メリーランド州グリーンベルトの裁判所に提出された全26ページの起訴状によると、ボルトン氏は、国家防衛情報(NDI)送信罪8件とNDI不法保持罪10件に問われている。

検察はボルトン氏について、個人的な電子メールやメッセージアプリを使い、国防に関する最高機密情報を違法に送信したと主張。「これらの文書には、将来の攻撃、外国の敵対者、外交政策関係について明らかにする情報があった」とした。

有罪とされれば、ボルトン氏は各罪状で最高10年の禁錮刑に処される。同氏は17日に当局に出頭する見通し。

パム・ボンディ司法長官は、今回の起訴を発表する声明の中で、「法の上に立つ者はいない」とした。

日記内の記録に目をつけたか

一方、ボルトン氏は、法廷において自らの「合法的な行動」を弁護するのを楽しみにしていると声明で表明。トランプ氏について、「私への報復」を求めていると非難した。

そして、「彼(トランプ氏)は司法省を武器にして、敵とみなす人たちを、以前ならはねつけられたり事実をねじ曲げたりしている罪状で起訴させており、このたび私がその最新の標的になった」とした。

ボルトン氏の弁護士のアビー・ローウェル氏は、ボルトン氏が45年にわたる公務員のキャリアの中でつけていた日記の記述が、今回の起訴につながったと説明。「歴史上多くの公職者がそうであったように、ボルトン大使も日記をつけていた。そのことは犯罪ではない」、「(記録されていたものは)非機密扱いで、近親者のみと共有されていた。FBIはそのことを2021年時点で知っていた」とした。

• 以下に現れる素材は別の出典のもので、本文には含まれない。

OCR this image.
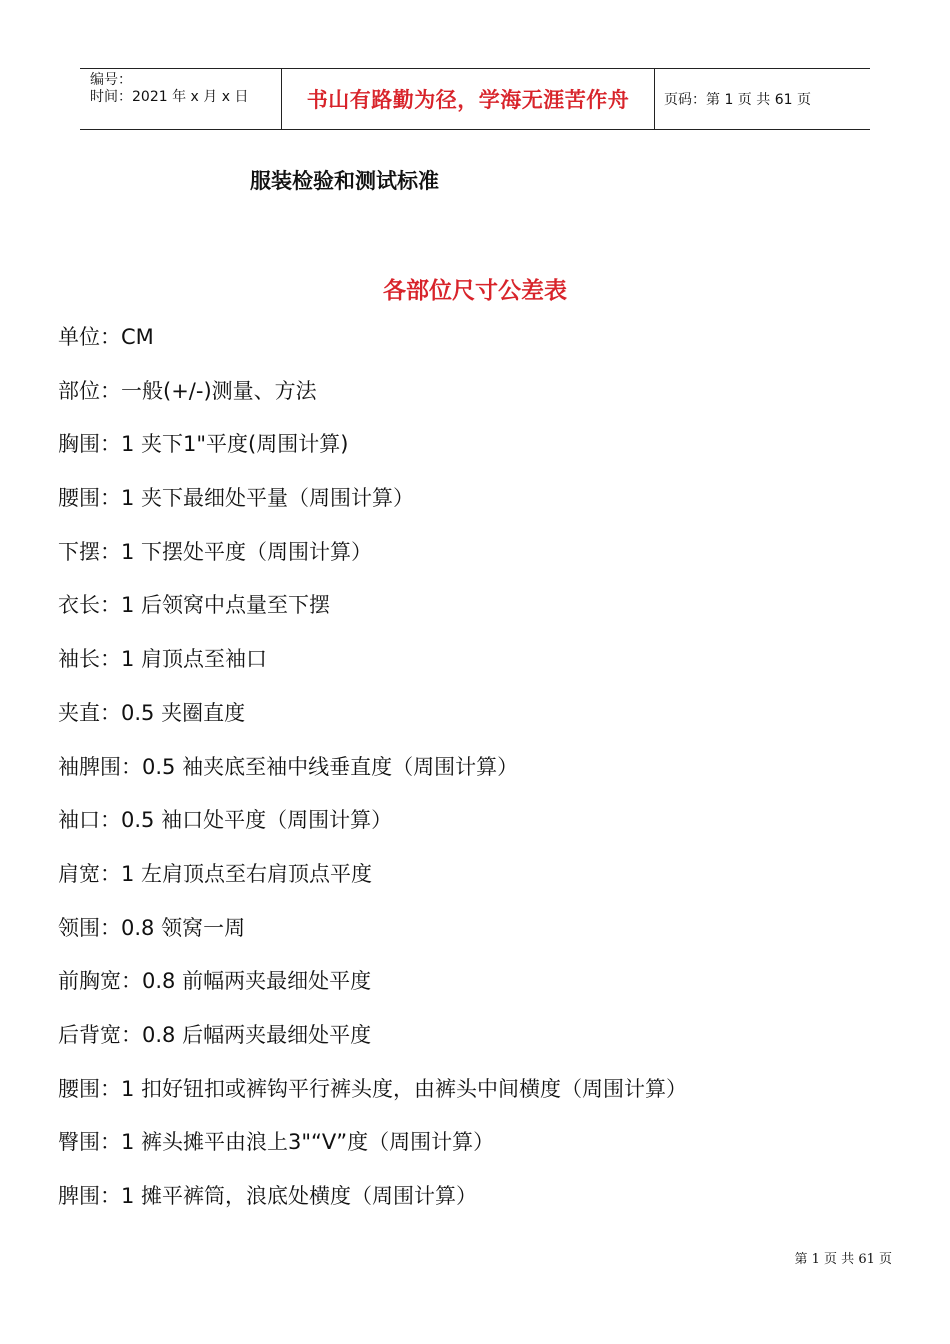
编号：
时间：2021 年 x 月 x 日	书山有路勤为径，学海无涯苦作舟 页码：第 1 页 共 61 页
服装检验和测试标准
各部位尺寸公差表
单位：CM
部位：一般(+/-)测量、方法
胸围：1 夹下1"平度(周围计算)
腰围：1 夹下最细处平量（周围计算）
下摆：1 下摆处平度（周围计算）
衣长：1 后领窝中点量至下摆
袖长：1 肩顶点至袖口
夹直：0.5 夹圈直度
袖脾围：0.5 袖夹底至袖中线垂直度（周围计算）
袖口：0.5 袖口处平度（周围计算）
肩宽：1 左肩顶点至右肩顶点平度
领围：0.8 领窝一周
前胸宽：0.8 前幅两夹最细处平度
后背宽：0.8 后幅两夹最细处平度
腰围：1 扣好钮扣或裤钩平行裤头度，由裤头中间横度（周围计算）
臀围：1 裤头摊平由浪上3"“V”度（周围计算）
脾围：1 摊平裤筒，浪底处横度（周围计算）
第 1 页 共 61 页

米CNNによると、ボルトン氏は問題となっている情報を、妻と娘と共有したとされる。同氏のメリーランド州ベセスダの自宅では、「ボルトンの国家安全保障担当補佐官時代の日記のような書き込み」などが「印刷され保存されていた」という。

「悪いやつ」とトランプ氏

ボルトン氏は2019年に、第1次トランプ政権の大統領補佐官を解任された。2020年に出版された同氏の回顧録「The Room Where It Happened」(それが起きた部屋)では、トランプ氏を地政学に疎い大統領として描いた。

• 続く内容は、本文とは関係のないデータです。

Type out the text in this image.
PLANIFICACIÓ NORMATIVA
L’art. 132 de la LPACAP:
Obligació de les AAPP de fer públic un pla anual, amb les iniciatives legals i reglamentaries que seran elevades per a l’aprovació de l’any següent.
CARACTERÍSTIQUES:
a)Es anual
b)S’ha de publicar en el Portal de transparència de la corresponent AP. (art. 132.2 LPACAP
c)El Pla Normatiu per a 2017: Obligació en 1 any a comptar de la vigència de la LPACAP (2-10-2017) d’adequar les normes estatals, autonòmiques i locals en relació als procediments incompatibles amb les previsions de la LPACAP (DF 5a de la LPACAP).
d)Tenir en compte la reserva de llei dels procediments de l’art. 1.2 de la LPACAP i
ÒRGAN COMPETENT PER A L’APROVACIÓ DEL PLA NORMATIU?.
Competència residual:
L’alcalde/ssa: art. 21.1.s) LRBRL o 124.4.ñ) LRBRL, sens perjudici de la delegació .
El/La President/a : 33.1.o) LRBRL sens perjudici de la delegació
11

ホワイトハウスは、この本には機密情報が含まれており、内容が適切に吟味されていないとして、出版差し止めの訴訟を起こした判事は訴えを退け、本は数日後に発売された。

司法省はその後、ボルトン氏がこの本の中で特定の情報を開示し、機密情報を誤って扱った疑いがあるとして捜査に乗り出していた。

トランプ氏は16日、ボルトン氏の起訴についてホワイトハウスで記者団から質問されると、知らなかったと返答。それでも、ボルトン氏について「悪いやつ」とコメントした。

ボルトン氏は、ジョージ・W・ブッシュ政権で国連大使を務めた。今年1月、トランプ氏に批判的な元政府高官らがシークレットサービスの警護対象から外された際には、その1人となった。

9月以降で、トランプ氏を批判する高位公職経験者が刑事訴追されたのは、ボルトン氏が3人目。

トランプ氏は当時、「これ以上遅らせることはできない。私たちの評判と信頼性が損なわれている」とソーシャルメディアに書き込んだ。